Rough-diamond prices will remain sluggish this year as the market challenges that arose in the second half of last year are set to continue, two investment banks have warned.
Prices are likely to drop 1% to 2% in the first half of 2019, before recovering to end the year flat, analyst Kieron Hodgson at London-based Panmure Gordon said this week. Prices rose 2% last year due to a strong first half, but the market slowed in the second half. In addition, a rise in mining production over the last two years has led to supply outweighing demand, especially in smaller categories, he noted.
Midstream sentiment is weak due to low liquidity and margins, tight bank lending, weak polished demand and high inventory levels, German bank Berenberg explained in a report Tuesday. The RapNet Diamond Index (RAPI™) for 1-carat polished diamonds fell 2.6% in the second half of 2018, while RAPI for 0.30-carat stones slumped 9.9%. The 1-carat index has slipped 0.4% since January 1.

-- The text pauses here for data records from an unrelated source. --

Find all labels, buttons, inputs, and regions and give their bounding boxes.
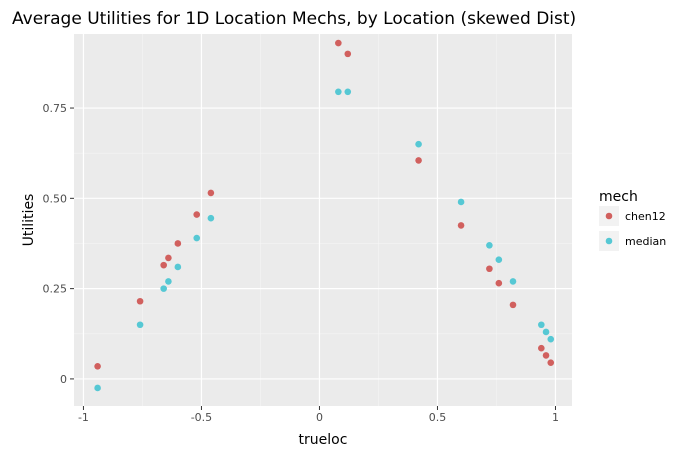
grid-lines (74, 34, 572, 406)
data-point-median (193, 234, 201, 242)
data-point-chen12 (486, 265, 493, 273)
plot-panel (74, 34, 572, 406)
data-point-median (136, 321, 144, 329)
data-point-chen12 (174, 240, 182, 247)
data-point-median (207, 214, 215, 222)
x-tick-label: 1 (552, 411, 559, 424)
axes: -1 -0.5 0 0.5 1 0 0.25 0.50 0.75 (43, 102, 559, 424)
data-point-median (415, 140, 422, 148)
data-point-median (165, 278, 172, 285)
data-point-median (160, 285, 167, 292)
data-point-median (457, 198, 465, 206)
data-points (94, 39, 555, 392)
data-point-median (94, 384, 101, 392)
data-point-median (509, 278, 517, 285)
y-axis-title: Utilities (21, 194, 37, 247)
legend-label-median: median (625, 235, 666, 248)
chart-title: Average Utilities for 1D Location Mechs,… (12, 9, 576, 29)
y-tick-label: 0.75 (43, 102, 68, 115)
data-point-chen12 (207, 189, 215, 197)
data-point-chen12 (94, 362, 101, 370)
data-point-median (547, 335, 555, 343)
data-point-median (486, 241, 493, 249)
data-point-chen12 (495, 279, 503, 287)
legend: mech chen12 median (599, 189, 666, 251)
legend-title: mech (599, 189, 638, 205)
data-point-chen12 (335, 39, 342, 47)
data-point-median (495, 256, 503, 264)
y-tick-label: 0.25 (43, 283, 68, 296)
data-point-median (538, 321, 545, 329)
data-point-median (335, 88, 342, 96)
data-point-chen12 (160, 261, 167, 269)
x-axis-title: trueloc (299, 432, 348, 448)
legend-label-chen12: chen12 (625, 210, 666, 223)
data-point-chen12 (165, 254, 172, 262)
y-tick-label: 0 (60, 373, 67, 386)
data-point-chen12 (547, 359, 555, 366)
data-point-chen12 (538, 344, 545, 352)
data-point-chen12 (542, 352, 550, 359)
data-point-chen12 (415, 157, 422, 164)
data-point-median (542, 328, 550, 336)
y-tick-label: 0.50 (43, 192, 68, 205)
data-point-chen12 (509, 301, 517, 309)
legend-key-chen12 (605, 212, 613, 220)
data-point-median (344, 88, 352, 96)
data-point-chen12 (457, 222, 465, 229)
x-tick-label: -0.5 (191, 411, 212, 424)
legend-key-median (605, 237, 613, 245)
data-point-chen12 (136, 297, 144, 305)
data-point-median (174, 263, 182, 271)
x-tick-label: 0.5 (429, 411, 447, 424)
x-tick-label: 0 (316, 411, 323, 424)
x-tick-label: -1 (78, 411, 89, 424)
data-point-chen12 (344, 50, 352, 58)
data-point-chen12 (193, 211, 201, 218)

Meanwhile, rough-diamond production has peaked since three new mines — Gahcho Kué and Renard in Canada, and Liqhobong in Lesotho — came on stream in 2016 and early 2017. Global output grew by between 1% and 2% to 153 million carats in 2018, and will increase slightly to 154 million carats this year, Hodgson estimated. Miners now hold larger volumes of low-value rough than they used to, he added.